Me siento en el banco y me descalzo. Mientras como unas nueces y unas pasas, llamo a mi madre. Desde que me marché no hablé con ella y estaba preocupada porque venía sola. De haberlo sabido antes es capaz de colgarse la mochila a la espalda y venir acompañándome. Se alegra mucho al oírme y me paso más de media hora contándole donde estoy y lo que he hecho. Son las cuatro, podía quedarme hoy aquí, pero no, quiero pasar la noche en Samos, en el Monasterio. Recojo las cosas y me pongo en camino.

No pasa mucho tiempo y me doy cuenta que el dolor en la rodilla derecha se acentúa y empiezo a cojear. El sol calienta de lo lindo y sólo da un respiro cuando entro en algún sendero que lleva a los pueblos que hay en el camino. Hago otra parada en un bar para tomar un Aquarius, y Samos que no llega, se me está haciendo eterno. Llega un momento en que me canso de subir y bajar para pasar por pequeñas aldeas en que sólo me encuentro con algún perro dormitando en mitad del camino, y decido seguir por la carretera. No me doy cuenta de que el sol me da de lleno en la espalda y acabo con las pantorrillas tostadas como muslos de pollo.

Cuando por fin avisto Samos, estoy hecha polvo, quemada y cojeando debo dar lástima a los camioneros que pasan a mi lado a toda velocidad.

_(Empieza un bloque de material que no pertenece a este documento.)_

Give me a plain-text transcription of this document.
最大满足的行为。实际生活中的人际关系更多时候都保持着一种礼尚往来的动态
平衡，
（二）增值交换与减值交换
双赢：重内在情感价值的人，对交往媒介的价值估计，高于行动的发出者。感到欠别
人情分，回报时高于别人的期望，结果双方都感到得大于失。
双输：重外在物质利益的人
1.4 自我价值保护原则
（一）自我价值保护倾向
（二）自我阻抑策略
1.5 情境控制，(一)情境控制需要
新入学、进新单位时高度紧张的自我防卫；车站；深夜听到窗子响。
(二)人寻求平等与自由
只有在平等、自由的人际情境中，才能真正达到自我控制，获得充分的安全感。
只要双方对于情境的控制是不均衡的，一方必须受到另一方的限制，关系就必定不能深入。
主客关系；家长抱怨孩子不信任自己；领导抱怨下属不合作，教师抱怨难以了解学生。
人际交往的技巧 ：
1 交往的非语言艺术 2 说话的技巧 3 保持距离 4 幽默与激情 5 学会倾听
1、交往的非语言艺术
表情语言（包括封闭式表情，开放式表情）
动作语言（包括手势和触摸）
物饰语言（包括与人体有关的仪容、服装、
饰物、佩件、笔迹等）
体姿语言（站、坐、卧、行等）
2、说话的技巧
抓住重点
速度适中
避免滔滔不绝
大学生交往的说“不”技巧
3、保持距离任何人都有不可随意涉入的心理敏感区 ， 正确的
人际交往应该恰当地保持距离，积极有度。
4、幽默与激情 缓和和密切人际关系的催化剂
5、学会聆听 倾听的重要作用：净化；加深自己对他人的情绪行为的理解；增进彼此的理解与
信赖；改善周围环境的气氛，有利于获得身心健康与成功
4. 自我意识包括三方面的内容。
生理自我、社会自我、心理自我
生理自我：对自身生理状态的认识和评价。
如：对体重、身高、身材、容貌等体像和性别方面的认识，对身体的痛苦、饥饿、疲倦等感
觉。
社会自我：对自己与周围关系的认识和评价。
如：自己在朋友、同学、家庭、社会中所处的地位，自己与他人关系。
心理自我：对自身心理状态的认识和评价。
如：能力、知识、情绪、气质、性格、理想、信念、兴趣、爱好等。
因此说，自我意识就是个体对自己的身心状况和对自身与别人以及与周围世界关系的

El Monasterio, se alza imponente ante mis ojos. Me planto en la puerta y el hospitalero se levanta de la silla en que estaba sentado. No puedo más, le digo, y el hombre sonriendo me quita la mochila de la espalda. Tranquila, ya puedes descansar, me dice con voz amable. Y ese gesto, esa sencilla frase hacen que me olvide de un plumazo de todo el cansancio que arrastro. Son las 8 y media de la tarde.

Llevo mi mochila hasta la última litera, junto a una puerta. Debajo de mí está una chinita con la que coincidí en Villafranca, que me recibe con una sonrisa. Me doy una ducha y salgo a dar una vuelta. Saco dinero en un cajero para reponer existencias y ceno algo en un bar cercano. Luego me siento un rato en un banco, al lado del río, admirando el majestuoso Monasterio, mientras me fumo el último cigarrito de hoy.

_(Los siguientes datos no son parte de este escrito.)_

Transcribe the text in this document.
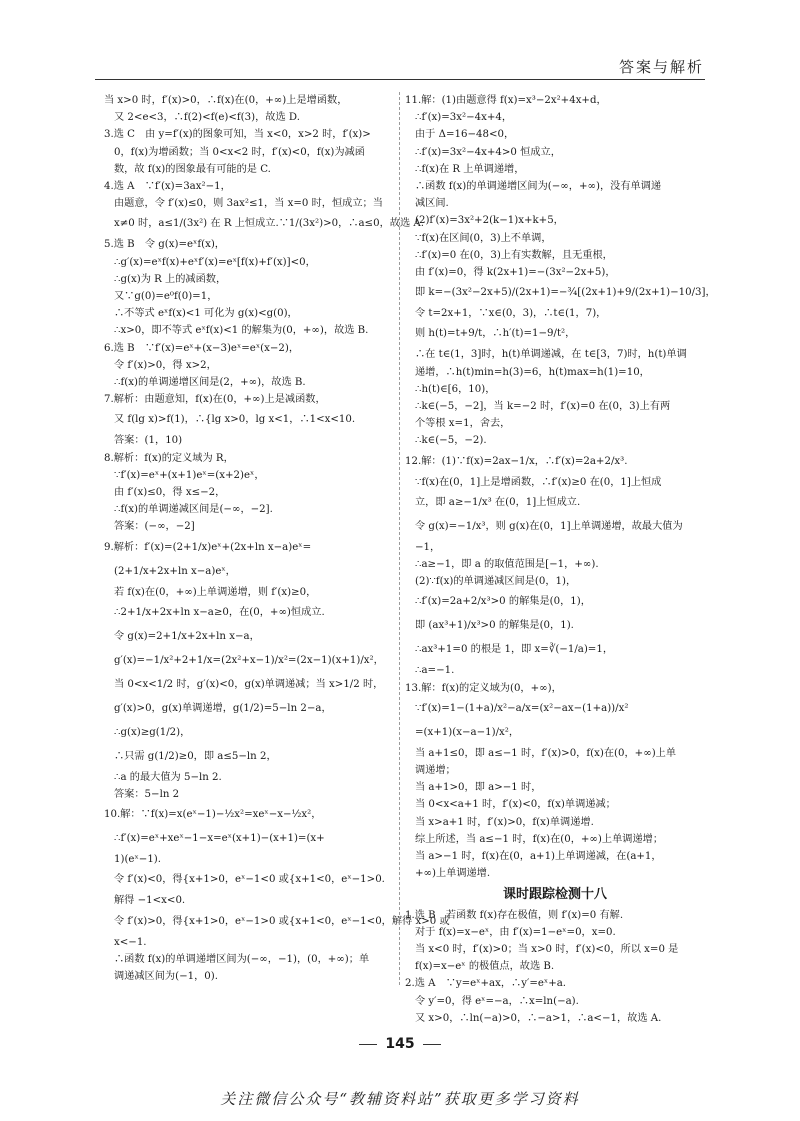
答案与解析
当 x>0 时，f′(x)>0，∴f(x)在(0，+∞)上是增函数，
又 2<e<3，∴f(2)<f(e)<f(3)，故选 D.
3.选 C　由 y=f′(x)的图象可知，当 x<0，x>2 时，f′(x)>
0，f(x)为增函数；当 0<x<2 时，f′(x)<0，f(x)为减函
数，故 f(x)的图象最有可能的是 C.
4.选 A　∵f′(x)=3ax²−1，
由题意，令 f′(x)≤0，则 3ax²≤1，当 x=0 时，恒成立；当
x≠0 时，a≤1/(3x²) 在 R 上恒成立.∵1/(3x²)>0，∴a≤0，故选 A.
5.选 B　令 g(x)=eˣf(x)，
∴g′(x)=eˣf(x)+eˣf′(x)=eˣ[f(x)+f′(x)]<0，
∴g(x)为 R 上的减函数，
又∵g(0)=e⁰f(0)=1，
∴不等式 eˣf(x)<1 可化为 g(x)<g(0)，
∴x>0，即不等式 eˣf(x)<1 的解集为(0，+∞)，故选 B.
6.选 B　∵f′(x)=eˣ+(x−3)eˣ=eˣ(x−2)，
令 f′(x)>0，得 x>2，
∴f(x)的单调递增区间是(2，+∞)，故选 B.
7.解析：由题意知，f(x)在(0，+∞)上是减函数，
又 f(lg x)>f(1)，∴{lg x>0，lg x<1，∴1<x<10.
答案：(1，10)
8.解析：f(x)的定义域为 R，
∵f′(x)=eˣ+(x+1)eˣ=(x+2)eˣ，
由 f′(x)≤0，得 x≤−2，
∴f(x)的单调递减区间是(−∞，−2].
答案：(−∞，−2]
9.解析：f′(x)=(2+1/x)eˣ+(2x+ln x−a)eˣ=
(2+1/x+2x+ln x−a)eˣ，
若 f(x)在(0，+∞)上单调递增，则 f′(x)≥0，
∴2+1/x+2x+ln x−a≥0，在(0，+∞)恒成立.
令 g(x)=2+1/x+2x+ln x−a，
g′(x)=−1/x²+2+1/x=(2x²+x−1)/x²=(2x−1)(x+1)/x²，
当 0<x<1/2 时，g′(x)<0，g(x)单调递减；当 x>1/2 时，
g′(x)>0，g(x)单调递增，g(1/2)=5−ln 2−a，
∴g(x)≥g(1/2)，
∴只需 g(1/2)≥0，即 a≤5−ln 2，
∴a 的最大值为 5−ln 2.
答案：5−ln 2
10.解：∵f(x)=x(eˣ−1)−½x²=xeˣ−x−½x²，
∴f′(x)=eˣ+xeˣ−1−x=eˣ(x+1)−(x+1)=(x+
1)(eˣ−1).
令 f′(x)<0，得{x+1>0，eˣ−1<0 或{x+1<0，eˣ−1>0.
解得 −1<x<0.
令 f′(x)>0，得{x+1>0，eˣ−1>0 或{x+1<0，eˣ−1<0，解得 x>0 或
x<−1.
∴函数 f(x)的单调递增区间为(−∞，−1)，(0，+∞)；单
调递减区间为(−1，0).
11.解：(1)由题意得 f(x)=x³−2x²+4x+d，
∴f′(x)=3x²−4x+4，
由于 Δ=16−48<0，
∴f′(x)=3x²−4x+4>0 恒成立，
∴f(x)在 R 上单调递增，
∴函数 f(x)的单调递增区间为(−∞，+∞)，没有单调递
减区间.
(2)f′(x)=3x²+2(k−1)x+k+5，
∵f(x)在区间(0，3)上不单调，
∴f′(x)=0 在(0，3)上有实数解，且无重根，
由 f′(x)=0，得 k(2x+1)=−(3x²−2x+5)，
即 k=−(3x²−2x+5)/(2x+1)=−¾[(2x+1)+9/(2x+1)−10/3]，
令 t=2x+1，∵x∈(0，3)，∴t∈(1，7)，
则 h(t)=t+9/t，∴h′(t)=1−9/t²，
∴在 t∈(1，3]时，h(t)单调递减，在 t∈[3，7)时，h(t)单调
递增，∴h(t)min=h(3)=6，h(t)max=h(1)=10，
∴h(t)∈[6，10)，
∴k∈(−5，−2]，当 k=−2 时，f′(x)=0 在(0，3)上有两
个等根 x=1，舍去，
∴k∈(−5，−2).
12.解：(1)∵f(x)=2ax−1/x，∴f′(x)=2a+2/x³.
∵f(x)在(0，1]上是增函数，∴f′(x)≥0 在(0，1]上恒成
立，即 a≥−1/x³ 在(0，1]上恒成立.
令 g(x)=−1/x³，则 g(x)在(0，1]上单调递增，故最大值为
−1，
∴a≥−1，即 a 的取值范围是[−1，+∞).
(2)∵f(x)的单调递减区间是(0，1)，
∴f′(x)=2a+2/x³>0 的解集是(0，1)，
即 (ax³+1)/x³>0 的解集是(0，1).
∴ax³+1=0 的根是 1，即 x=∛(−1/a)=1，
∴a=−1.
13.解：f(x)的定义域为(0，+∞)，
∵f′(x)=1−(1+a)/x²−a/x=(x²−ax−(1+a))/x²
=(x+1)(x−a−1)/x²，
当 a+1≤0，即 a≤−1 时，f′(x)>0，f(x)在(0，+∞)上单
调递增；
当 a+1>0，即 a>−1 时，
当 0<x<a+1 时，f′(x)<0，f(x)单调递减；
当 x>a+1 时，f′(x)>0，f(x)单调递增.
综上所述，当 a≤−1 时，f(x)在(0，+∞)上单调递增；
当 a>−1 时，f(x)在(0，a+1)上单调递减，在(a+1，
+∞)上单调递增.
课时跟踪检测十八
1.选 B　若函数 f(x)存在极值，则 f′(x)=0 有解.
对于 f(x)=x−eˣ，由 f′(x)=1−eˣ=0，x=0.
当 x<0 时，f′(x)>0；当 x>0 时，f′(x)<0，所以 x=0 是
f(x)=x−eˣ 的极值点，故选 B.
2.选 A　∵y=eˣ+ax，∴y′=eˣ+a.
令 y′=0，得 eˣ=−a，∴x=ln(−a).
又 x>0，∴ln(−a)>0，∴−a>1，∴a<−1，故选 A.
145
关注微信公众号“教辅资料站”获取更多学习资料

Cuando estoy ya acostada en la litera, distingo las voces de Juan y la chica suiza de Villafranca. Mañana les saludaré, pienso antes de dormirme. Hoy no hay ronquidos ni ruidos que perturben mi sueño, estoy rendida. Y feliz.

2 comentarios:

Sakura dijo...

¡Qué gusto da leerte!
Besos

Des dijo...

Y a mí saber que andas por aquí, pero...hummm... no se yo si dirás lo mismo cuando empiece a poneros "verdes" jejejeje.
Un beso.

Pd: Esto lo digo para que te pique la curiosidad y no dejes de visitarme.